Kekeno, Antipodean fur seal, Australasian fur seal, Black fur seal, South Australian fur seal, Southern fur seal, Long-nosed fur seal
The Māori name for the fur seal is “kekeno”, which means “look-arounds”. This behavior is easily recognized from observing a seal colony. Kekeno had very good reason to look around, as by the close of the 19th century hunters and sealer had almost driven them to extinction. These seals are commonest seals in New Zealand and their numbers are growing. They are excellent swimmers, and pups, once weaned, will sometimes cover great distances. A pup tagged on the west coast of the South Island was recorded in Australia. When on land they will sometimes become disoriented, being found in unusual locations such as streets, back yards, and drains.
The New Zealand fur seal has two geographically isolated populations: the first around New Zealand and the second along Australia’s south coast. In New Zealand they are concentrated in the area of the South Island, where large breeding colonies are on the southern and western coasts, and this country’s sub-Antarctic islands. There are no breeding colonies in the North Island, but these seals do occur on the Three Kings Islands in the north, off the northernmost tip of New Zealand. In Australia they are found in coastal waters and the offshore islands of South and Western Australia. This species tends to stay near to land and is generally found on rocky shores, and readily goes into areas of coastal vegetation which are behind the shoreline. It seems to prefer the continental shelf and slope when at sea.
New Zealand fur seals spend much time on rocky shores, at haul-out sites. Every year these sociable creatures return to the same place during the breeding season. These sites can get noisy. Individuals make calls for a range of reasons. Males use vocalizations during their threat displays, and pups and females often vocalize when seeking each other after the mother has been on a foraging trip. Apart from the breeding season, males will practice comfort behaviors like grooming, scratching and rubbing for a long period of time. During cold days, fur seals sleep on land, tucking their flippers under them and slightly curling up their bodies to retain heat. When it is warmer they will lie with their bodies and fins extended for the purpose of maximum heat loss. Their frequency of movement during the mid-summer slows down, when they seek out shade and pools of water, or they take dips in the sea.
New Zealand fur seals are carnivores (piscivores and molluscivore). These animals are opportunistic foragers, preying on several different cephalopods and fish, as well as birds, such as shearwaters and penguins.

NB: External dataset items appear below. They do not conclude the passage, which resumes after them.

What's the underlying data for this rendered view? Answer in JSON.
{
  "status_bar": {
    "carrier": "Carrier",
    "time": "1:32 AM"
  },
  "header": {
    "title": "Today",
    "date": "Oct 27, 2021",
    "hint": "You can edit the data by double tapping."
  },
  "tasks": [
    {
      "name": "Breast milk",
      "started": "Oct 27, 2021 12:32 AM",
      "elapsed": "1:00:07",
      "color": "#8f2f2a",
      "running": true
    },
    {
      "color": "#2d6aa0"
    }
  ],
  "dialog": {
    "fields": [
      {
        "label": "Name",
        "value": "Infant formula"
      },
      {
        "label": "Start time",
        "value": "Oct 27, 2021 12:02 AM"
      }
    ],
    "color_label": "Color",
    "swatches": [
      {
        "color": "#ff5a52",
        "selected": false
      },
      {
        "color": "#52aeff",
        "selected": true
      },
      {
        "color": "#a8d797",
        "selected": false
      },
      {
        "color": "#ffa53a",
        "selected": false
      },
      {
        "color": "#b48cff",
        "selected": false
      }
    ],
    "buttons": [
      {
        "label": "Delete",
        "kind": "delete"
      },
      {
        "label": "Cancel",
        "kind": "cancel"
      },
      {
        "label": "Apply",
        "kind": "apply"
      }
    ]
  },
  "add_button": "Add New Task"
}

New Zealand fur seals exhibit a polygynous system, where males defend their territory with a harem between 5 and 8 females. Being island-hoppers, male fur seals choose an island as their breeding site. On arrival at an island, males compete with one another to establish a territory two weeks before the pregnant females come ashore. Late October is the start of the breeding season, and it runs until early February. Cows generally mate once each year and bear a single pup, following gestation of nine months. Delayed implantation occurs for 2 to 4 months after fertilization. This allows a female to give birth and mate during the same breeding season. The newborn pups are precocial, able to start suckling within an hour. They are weaned when 9 to 10 months old. They reach maturity at about 4 to 5 years old, but males do not become territorial until the age of 8 to 10 years when their body size is the same as other males.
Today most of the threats to New Zealand fur seals are due to human activities. They drown as by-catch during long-line and trawling fishing operations within New Zealand. Further threats include entanglement in marine debris and being harassed by people.
According to the IUCN Red List, the total New Zealand fur seal population size across New Zealand and Australia is about 200,000 individuals, including 100,000 reproductively mature individuals. Currently this species is classified as Least Concern (LC) and its numbers are increasing.
New Zealand fur seals may have influence on the fish population due to their diet. They are also important as prey for their natural predators (sharks, orcas, leopard seals).